Understanding vsphere.host.cpu.readiness.average vs. vsphere.vm.cpu.readiness.average
search cancel

Understanding vsphere.host.cpu.readiness.average vs. vsphere.vm.cpu.readiness.average

book

Article ID: 432752

calendar_today

Updated On:

Products

VMware vSphere ESXi

Issue/Introduction

When monitoring vSphere performance, differentiating between VM-level and host-level CPU readiness is critical for identifying whether performance degradation is isolated to a single guest or indicative of broader host contention. This article clarifies the distinction between these two metrics and addresses how to interpret short-lived 100% spikes in vCenter performance graphs

Environment

VMware vSphere ESXi

Resolution

CPU Readiness represents the time a virtual machine was ready to run but could not be scheduled on a physical CPU (pCPU).

  • vsphere.vm.cpu.readiness.average:

    • Definition: The average readiness across all vCPUs of a specific virtual machine.

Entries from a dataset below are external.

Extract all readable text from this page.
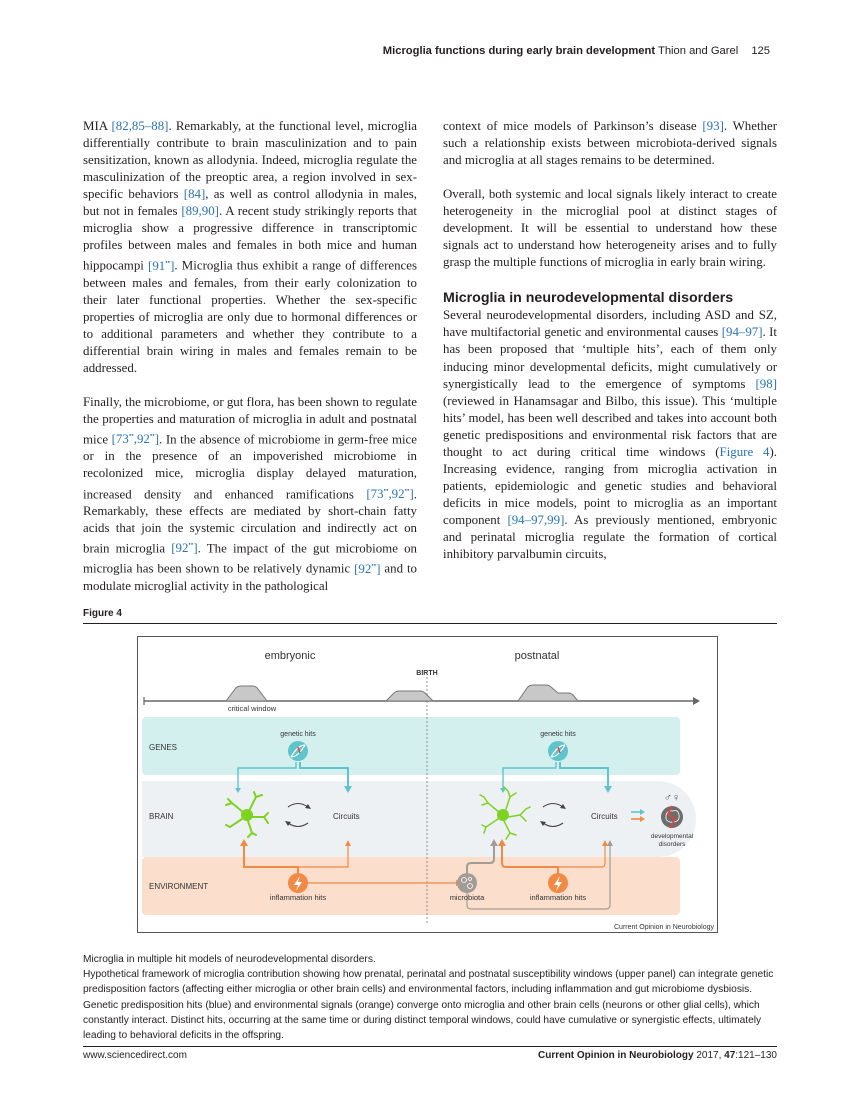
Microglia functions during early brain development Thion and Garel 125

MIA [82,85–88]. Remarkably, at the functional level, microglia differentially contribute to brain masculinization and to pain sensitization, known as allodynia. Indeed, microglia regulate the masculinization of the preoptic area, a region involved in sex-specific behaviors [84], as well as control allodynia in males, but not in females [89,90]. A recent study strikingly reports that microglia show a progressive difference in transcriptomic profiles between males and females in both mice and human hippocampi [91••]. Microglia thus exhibit a range of differences between males and females, from their early colonization to their later functional properties. Whether the sex-specific properties of microglia are only due to hormonal differences or to additional parameters and whether they contribute to a differential brain wiring in males and females remain to be addressed.

Finally, the microbiome, or gut flora, has been shown to regulate the properties and maturation of microglia in adult and postnatal mice [73••,92••]. In the absence of microbiome in germ-free mice or in the presence of an impoverished microbiome in recolonized mice, microglia display delayed maturation, increased density and enhanced ramifications [73••,92••]. Remarkably, these effects are mediated by short-chain fatty acids that join the systemic circulation and indirectly act on brain microglia [92••]. The impact of the gut microbiome on microglia has been shown to be relatively dynamic [92••] and to modulate microglial activity in the pathological

context of mice models of Parkinson’s disease [93]. Whether such a relationship exists between microbiota-derived signals and microglia at all stages remains to be determined.

Overall, both systemic and local signals likely interact to create heterogeneity in the microglial pool at distinct stages of development. It will be essential to understand how these signals act to understand how heterogeneity arises and to fully grasp the multiple functions of microglia in early brain wiring.

Microglia in neurodevelopmental disorders

Several neurodevelopmental disorders, including ASD and SZ, have multifactorial genetic and environmental causes [94–97]. It has been proposed that ‘multiple hits’, each of them only inducing minor developmental deficits, might cumulatively or synergistically lead to the emergence of symptoms [98] (reviewed in Hanamsagar and Bilbo, this issue). This ‘multiple hits’ model, has been well described and takes into account both genetic predispositions and environmental risk factors that are thought to act during critical time windows (Figure 4). Increasing evidence, ranging from microglia activation in patients, epidemiologic and genetic studies and behavioral deficits in mice models, point to microglia as an important component [94–97,99]. As previously mentioned, embryonic and perinatal microglia regulate the formation of cortical inhibitory parvalbumin circuits,

Figure 4
embryonic	postnatal
BIRTH
critical window
GENES
BRAIN
ENVIRONMENT
genetic hits
Circuits
inflammation hits
genetic hits
Circuits
♂♀
developmental
disorders
microbiota	inflammation hits
Current Opinion in Neurobiology
Microglia in multiple hit models of neurodevelopmental disorders.
Hypothetical framework of microglia contribution showing how prenatal, perinatal and postnatal susceptibility windows (upper panel) can integrate genetic predisposition factors (affecting either microglia or other brain cells) and environmental factors, including inflammation and gut microbiome dysbiosis. Genetic predisposition hits (blue) and environmental signals (orange) converge onto microglia and other brain cells (neurons or other glial cells), which constantly interact. Distinct hits, occurring at the same time or during distinct temporal windows, could have cumulative or synergistic effects, ultimately leading to behavioral deficits in the offspring.
www.sciencedirect.com	Current Opinion in Neurobiology 2017, 47:121–130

    • Insight: Indicates if a specific VM is suffering from "ready time" delay. High values directly correlate to application-level slowness inside the guest, even if the host's overall performance appears healthy.

  • vsphere.host.cpu.readiness.average:

    • Definition: An aggregate metric measured per ESXi host, representing the average contention across all VMs running on that host.

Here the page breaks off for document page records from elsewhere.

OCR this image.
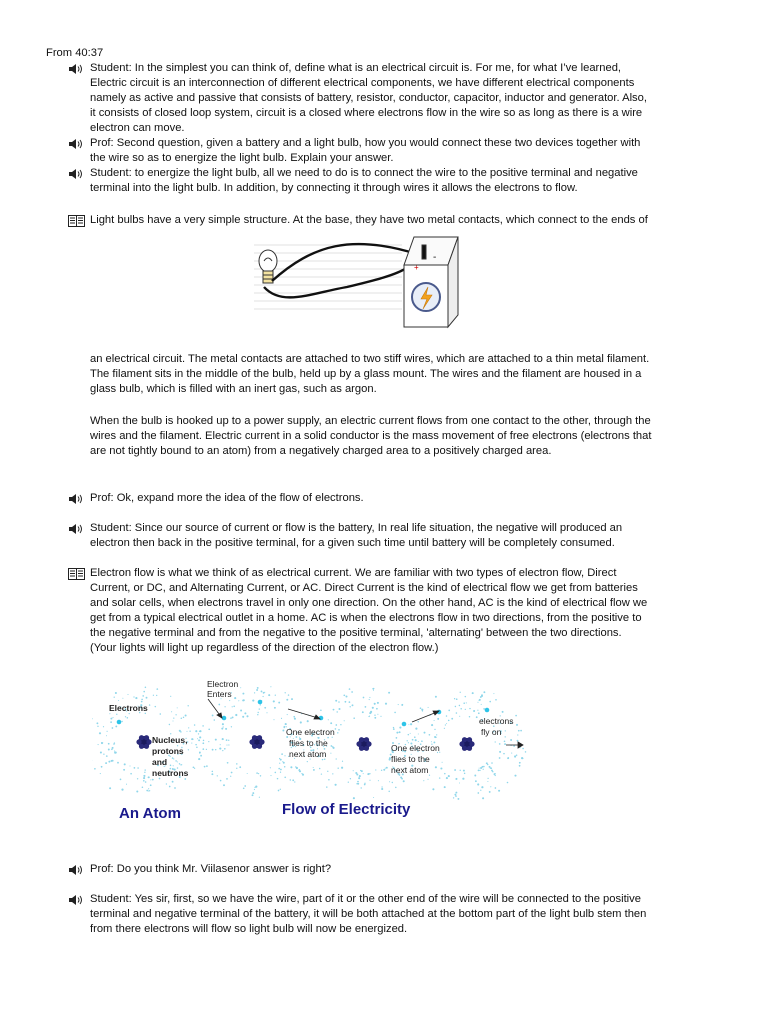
From 40:37
Student: In the simplest you can think of, define what is an electrical circuit is. For me, for what I’ve learned,
Electric circuit is an interconnection of different electrical components, we have different electrical components
namely as active and passive that consists of battery, resistor, conductor, capacitor, inductor and generator. Also,
it consists of closed loop system, circuit is a closed where electrons flow in the wire so as long as there is a wire
electron can move.
Prof: Second question, given a battery and a light bulb, how you would connect these two devices together with
the wire so as to energize the light bulb. Explain your answer.
Student: to energize the light bulb, all we need to do is to connect the wire to the positive terminal and negative
terminal into the light bulb. In addition, by connecting it through wires it allows the electrons to flow.
Light bulbs have a very simple structure. At the base, they have two metal contacts, which connect to the ends of
+
-
an electrical circuit. The metal contacts are attached to two stiff wires, which are attached to a thin metal filament.
The filament sits in the middle of the bulb, held up by a glass mount. The wires and the filament are housed in a
glass bulb, which is filled with an inert gas, such as argon.
When the bulb is hooked up to a power supply, an electric current flows from one contact to the other, through the
wires and the filament. Electric current in a solid conductor is the mass movement of free electrons (electrons that
are not tightly bound to an atom) from a negatively charged area to a positively charged area.
Prof: Ok, expand more the idea of the flow of electrons.
Student: Since our source of current or flow is the battery, In real life situation, the negative will produced an
electron then back in the positive terminal, for a given such time until battery will be completely consumed.
Electron flow is what we think of as electrical current. We are familiar with two types of electron flow, Direct
Current, or DC, and Alternating Current, or AC. Direct Current is the kind of electrical flow we get from batteries
and solar cells, when electrons travel in only one direction. On the other hand, AC is the kind of electrical flow we
get from a typical electrical outlet in a home. AC is when the electrons flow in two directions, from the positive to
the negative terminal and from the negative to the positive terminal, 'alternating' between the two directions.
(Your lights will light up regardless of the direction of the electron flow.)
Electrons
Nucleus,
protons
and
neutrons
Electron
Enters
One electron
flies to the
next atom
One electron
flies to the
next atom
electrons
fly on
An Atom	Flow of Electricity
Prof: Do you think Mr. Viilasenor answer is right?
Student: Yes sir, first, so we have the wire, part of it or the other end of the wire will be connected to the positive
terminal and negative terminal of the battery, it will be both attached at the bottom part of the light bulb stem then
from there electrons will flow so light bulb will now be energized.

    • Insight: Indicates overall host overcommitment. While a low host average generally suggests a healthy environment, it does not guarantee that every individual VM is performing optimally.

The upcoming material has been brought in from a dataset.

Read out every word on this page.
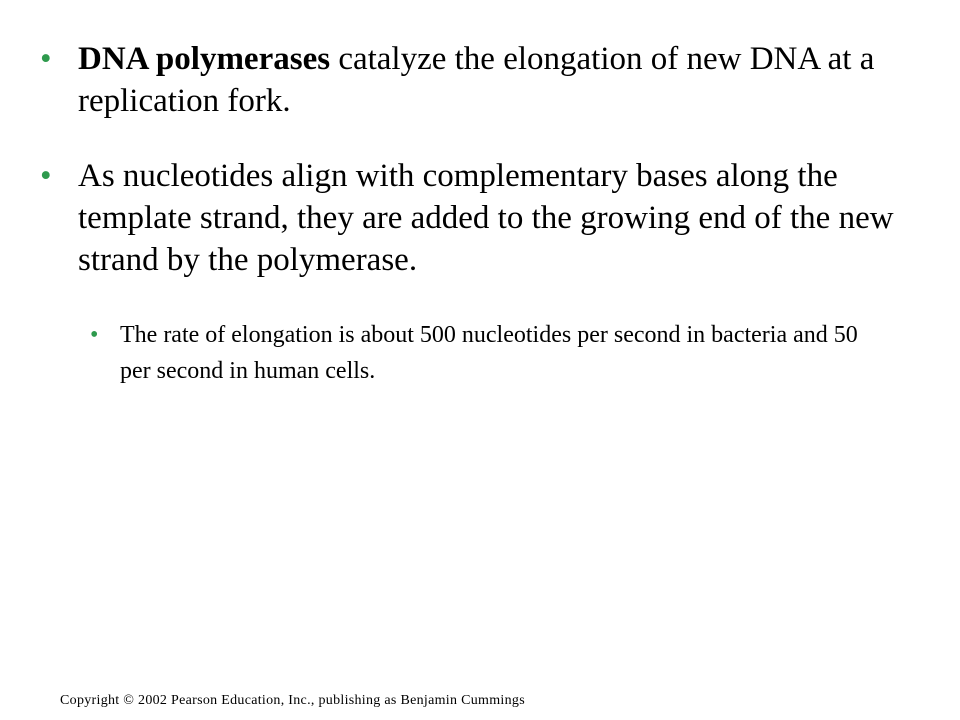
• DNA polymerases catalyze the elongation of new DNA at a replication fork.
• As nucleotides align with complementary bases along the template strand, they are added to the growing end of the new strand by the polymerase.
• The rate of elongation is about 500 nucleotides per second in bacteria and 50 per second in human cells.
Copyright © 2002 Pearson Education, Inc., publishing as Benjamin Cummings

When observing transient spikes (e.g., narrow 100% spikes lasting only one data point) in vCenter real-time mode, consider the following analysis:

  1. Data Sampling: In vCenter real-time charts, each data point represents a 20-second sample interval. A 100% spike indicates that during that specific 20-second window, every vCPU on the host was waiting for a physical CPU.

  2. Pattern Analysis: If spikes are non-sustained and drop back to near zero immediately, it does not typically indicate a permanent capacity issue. This pattern is often consistent with:

    • Burst Events: Short-lived "CPU storms" caused by runaway processes, snapshot operations, or a wave of vMotion migrations.

    • Scheduler Anomalies: Brief resource contention spikes as the ESXi CPU scheduler manages high-demand workloads.

    • Collection Anomalies: Occasional data collection gaps where a missed sample may cause an inflated rollup value in the UI.

Recommendation: Monitor the vsphere.vm.cpu.readiness.average for the most critical workloads. If host-level spikes become sustained (lasting multiple minutes), evaluate host density or move high-demand VMs to less congested hosts.